Können wir das von unsern Küsten sagen? Müssen wir nicht erröthen, wenn wir sie theils gar nicht, theils ungenügend geschützt sehen; wenn an ihnen in einem Jahre hundert Schiffbrüche stattfinden und das Dreifache an werthvollen Menschenleben dabei verloren geht, während wir sie retten könnten ? Wahrlich! es ist hohe Zeit, daß wir uns endlich aus dieser Apathie aufrütteln, daß wir thun, was Humanität und Menschenpflicht gebieterisch fordern und daß wir den Vorwurf der Herzlosigkeit und Gleichgültigkeit gegen Unglückliche von uns ablehnen, den man uns bis jetzt im Auslande mit Recht machen darf.

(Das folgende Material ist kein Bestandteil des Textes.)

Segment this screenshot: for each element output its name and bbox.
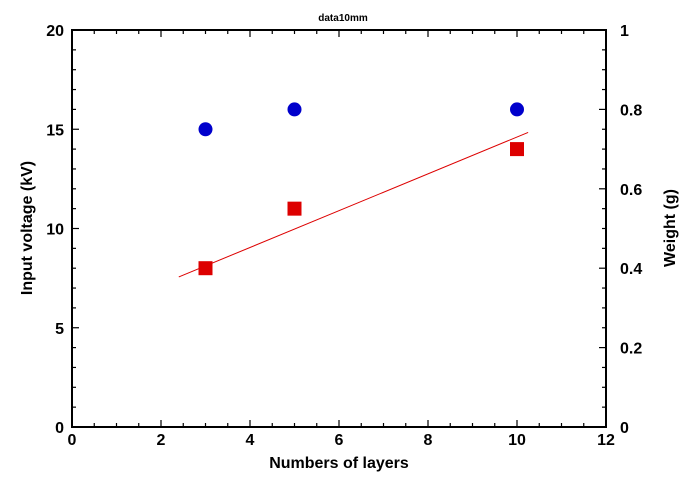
x-tick-label: 10	[508, 432, 526, 449]
x-tick-label: 0	[68, 432, 77, 449]
y-tick-label-right: 0.6	[620, 182, 642, 199]
y-tick-label-right: 0.2	[620, 341, 642, 358]
y-tick-label-right: 1	[620, 23, 629, 40]
x-tick-label: 6	[335, 432, 344, 449]
y-axis-title-left: Input voltage (kV)	[19, 161, 36, 295]
y-tick-label-right: 0	[620, 420, 629, 437]
y-tick-label-right: 0.4	[620, 261, 642, 278]
x-tick-label: 4	[246, 432, 255, 449]
y-tick-label-right: 0.8	[620, 102, 642, 119]
data-point-circle	[198, 122, 213, 137]
data-point-circle	[287, 102, 302, 117]
data-point-square	[198, 261, 213, 276]
data-point-square	[287, 201, 302, 216]
y-tick-label-left: 5	[55, 321, 64, 338]
x-axis-title: Numbers of layers	[269, 455, 409, 472]
x-tick-label: 2	[157, 432, 166, 449]
y-tick-label-left: 15	[46, 122, 64, 139]
tick-labels: 0 2 4 6 8 10 12 0 5 10 15 20 0 0.2 0.4 0.6 0.8 1	[46, 23, 642, 449]
trendline	[178, 131, 529, 278]
trendline-layer	[178, 131, 529, 278]
chart-title: data10mm	[318, 13, 368, 24]
x-tick-label: 8	[424, 432, 433, 449]
axis-ticks	[71, 29, 607, 428]
y-tick-label-left: 0	[55, 420, 64, 437]
y-tick-label-left: 20	[46, 23, 64, 40]
y-tick-label-left: 10	[46, 222, 64, 239]
y-axis-title-right: Weight (g)	[662, 189, 679, 267]
data-marks	[198, 102, 524, 276]
x-tick-label: 12	[597, 432, 615, 449]
plot-frame	[71, 29, 607, 428]
data-point-square	[510, 142, 524, 157]
data-point-circle	[510, 102, 524, 117]
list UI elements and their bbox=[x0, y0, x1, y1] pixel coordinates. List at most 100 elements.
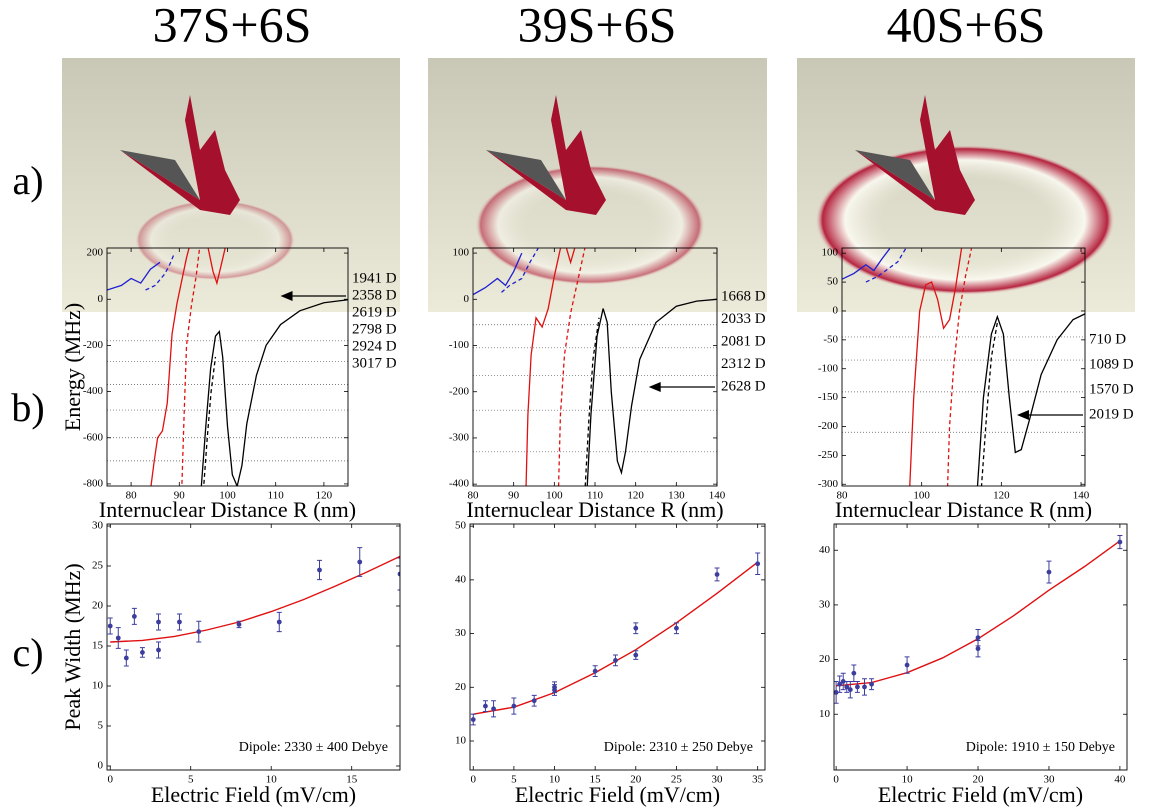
plot-frame bbox=[841, 247, 1086, 487]
y-tick-label: 0 bbox=[98, 293, 104, 305]
error-bar bbox=[397, 557, 400, 591]
data-point bbox=[714, 572, 720, 577]
plot-frame bbox=[472, 247, 718, 487]
data-point bbox=[131, 614, 137, 619]
y-tick-label: 20 bbox=[92, 600, 104, 612]
data-point bbox=[140, 650, 145, 655]
y-tick-label: -200 bbox=[818, 420, 839, 432]
data-point bbox=[196, 629, 202, 634]
level-label: 3017 D bbox=[352, 355, 397, 371]
x-tick-label: 30 bbox=[1043, 774, 1055, 786]
data-point bbox=[633, 652, 639, 658]
x-tick-label: 0 bbox=[471, 774, 477, 786]
render-panel bbox=[428, 58, 767, 312]
level-label: 2081 D bbox=[721, 333, 766, 349]
annotation: Dipole: 2310 ± 250 Debye bbox=[604, 740, 753, 755]
y-tick-label: -400 bbox=[449, 478, 470, 490]
level-label: 2619 D bbox=[352, 304, 397, 320]
level-label: 2924 D bbox=[352, 338, 397, 354]
x-axis-label: Electric Field (mV/cm) bbox=[878, 782, 1083, 807]
x-tick-label: 15 bbox=[346, 774, 358, 786]
potential-curve bbox=[200, 299, 348, 486]
x-tick-label: 0 bbox=[833, 774, 839, 786]
potential-curve bbox=[145, 252, 176, 291]
potential-curve bbox=[150, 248, 226, 486]
row-label: a) bbox=[12, 158, 43, 203]
potential-curve bbox=[557, 248, 586, 486]
data-point bbox=[904, 662, 910, 668]
x-axis-label: Electric Field (mV/cm) bbox=[515, 782, 720, 807]
level-label: 1668 D bbox=[721, 288, 766, 304]
y-tick-label: 15 bbox=[92, 640, 104, 652]
level-label: 710 D bbox=[1089, 331, 1126, 347]
fit-line bbox=[110, 555, 400, 643]
x-tick-label: 10 bbox=[266, 774, 278, 786]
arrow-head bbox=[648, 382, 661, 392]
x-tick-label: 100 bbox=[546, 490, 563, 502]
y-tick-label: 0 bbox=[464, 293, 470, 305]
arrow-head bbox=[1016, 410, 1029, 420]
data-point bbox=[975, 635, 981, 641]
x-tick-label: 110 bbox=[587, 490, 604, 502]
x-tick-label: 100 bbox=[913, 490, 930, 502]
y-tick-label: 0 bbox=[98, 760, 104, 772]
data-point bbox=[491, 706, 496, 712]
data-point bbox=[862, 684, 867, 690]
render-panel bbox=[62, 58, 400, 312]
fit-line bbox=[473, 561, 759, 715]
y-tick-label: -400 bbox=[83, 385, 104, 397]
data-point bbox=[276, 619, 282, 625]
data-point bbox=[115, 635, 121, 641]
y-tick-label: 40 bbox=[455, 573, 467, 585]
x-tick-label: 25 bbox=[671, 774, 683, 786]
potential-curve bbox=[586, 298, 717, 486]
potential-curve bbox=[107, 261, 161, 291]
arrow-head bbox=[280, 291, 293, 301]
data-point bbox=[834, 689, 839, 695]
y-axis-label: Peak Width (MHz) bbox=[60, 563, 85, 730]
x-tick-label: 90 bbox=[508, 490, 520, 502]
data-point bbox=[674, 625, 679, 631]
render-panel bbox=[797, 58, 1135, 312]
data-point bbox=[1117, 539, 1123, 545]
plot-area bbox=[834, 534, 1123, 704]
column-title: 37S+6S bbox=[153, 0, 312, 52]
data-point bbox=[840, 679, 846, 684]
plot-area bbox=[470, 552, 761, 726]
x-tick-label: 140 bbox=[1073, 490, 1090, 502]
x-tick-label: 5 bbox=[511, 774, 517, 786]
x-axis-label: Internuclear Distance R (nm) bbox=[835, 497, 1092, 522]
level-label: 2312 D bbox=[721, 356, 766, 372]
potential-curve bbox=[976, 313, 1085, 486]
data-point bbox=[1046, 569, 1052, 575]
x-tick-label: 90 bbox=[174, 490, 186, 502]
x-tick-label: 110 bbox=[268, 490, 285, 502]
level-label: 2628 D bbox=[721, 378, 766, 394]
x-tick-label: 100 bbox=[219, 490, 236, 502]
potential-curve bbox=[525, 248, 576, 486]
y-tick-label: -300 bbox=[818, 478, 839, 490]
y-tick-label: 100 bbox=[822, 247, 839, 259]
y-tick-label: -50 bbox=[823, 333, 838, 345]
plot-frame bbox=[469, 523, 766, 771]
data-point bbox=[156, 647, 161, 653]
data-point bbox=[869, 681, 875, 687]
y-tick-label: 50 bbox=[455, 520, 467, 532]
data-point bbox=[107, 623, 113, 629]
plot-frame bbox=[833, 523, 1128, 771]
potential-curve bbox=[842, 248, 891, 280]
x-tick-label: 120 bbox=[993, 490, 1010, 502]
data-point bbox=[855, 684, 860, 690]
level-label: 1941 D bbox=[352, 270, 397, 286]
y-tick-label: -300 bbox=[449, 431, 470, 443]
x-axis-label: Internuclear Distance R (nm) bbox=[466, 497, 723, 522]
potential-curve bbox=[980, 322, 999, 486]
potential-curve bbox=[909, 248, 963, 486]
data-point bbox=[531, 698, 537, 704]
level-label: 2033 D bbox=[721, 311, 766, 327]
fit-line bbox=[836, 540, 1121, 687]
y-tick-label: -800 bbox=[83, 477, 104, 489]
x-tick-label: 0 bbox=[107, 774, 113, 786]
plot-frame bbox=[106, 523, 401, 771]
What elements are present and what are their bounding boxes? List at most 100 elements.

Wir erheben berechtigte Ansprüche auf eine Geltung zur See. Ueberall im Lande ertönt der Ruf nach einer Flotte, um unsere Schiffe und deren Besatzungen gegen den Feind zu schützen. Nun, die Elemente sind auch Feinde, schrecklicher und unbarmherziger als der Mensch. Gewähre Du, deutsches Volk, unsern Seeleuten zunächst dagegen Schutz, rufe an unsern Küsten ein möglichst vollkommenes Rettungswesen in das Leben, dann hast Du eine edle That vollbracht und einen großen Schritt zu unserer Geltung zur See gethan. Schaffe zuvörderst die Mittel, um kostbare Menschenleben zu erhalten, ehe Du daran denkst, sie zu zerstören; dann wirst Du die Thränen trocknen und den Segen aller derer auf Dein Haupt herabrufen, denen Du den Sohn, den Gatten, den [358] Vater wiedergiebst. Es ist das keine schwierige Aufgabe. Fünfzig Rettungsstationen sichern unsere ganze Küste und hunderttausend Thaler decken die Kosten ihrer Errichtung. Eine solche Summe ist vielleicht groß zu nennen, wenn sie von den Küstengebieten allein aufgebracht werden soll, aber sie ist eine Bagatelle, wenn sich das gesammte Volk daran betheiligen will, was es thun wird und muß, weil seine Ehre dabei in das Spiel kommt. Deshalb öffnet Eure Hand, Ihr Deutschen, und fördert das edle Werk, durch welches die Humanität ihre schönsten Triumphe feiern wird! Schafft das Geld bald herbei, damit noch vor dem Herbste unsere Küsten geschützt werden und die kommenden Stürme nicht abermals zahlreiche Opfer fordern, die sich erretten lassen. Vernehmt, daß das englische Volk jährlich 140,000 Pfund Sterling zu Rettungszwecken aufbringt und daß damit durchschnittlich 6–700 Menschenleben dem Wellengrabe entrissen werden. Folgt dem Beispiele und zeigt, daß Ihr nicht weniger Gefühl für Euere Mitmenschen habt, als die Engländer, die Ihr so oft kaltherzige Egoisten nennt, die Euch aber hierin tief beschämen. –

In neuester Zeit treten zwar auch bei uns erfreuliche Bestrebungen zu Gunsten des Rettungswesens auf; an der Nordsee haben sich drei Vereine zu diesem Zwecke gebildet, sie haben ruhmvolle Thaten vollführt, nach einander zwölf Stationen errichtet, und mit fünf derselben innerhalb zweier Jahren siebzig Menschen gerettet – allein wenn das Rettungswesen das leisten soll, was es vermag, wenn es bei uns verhältnißmäßig eben so glänzende und bewunderungswerthe Resultate erzielen soll, wie in England, so muß ein deutscher Rettungsverein als ein gemeinsames Band unsere gesammten Küsten umschließen und das ganze Volk sich daran betheiligen.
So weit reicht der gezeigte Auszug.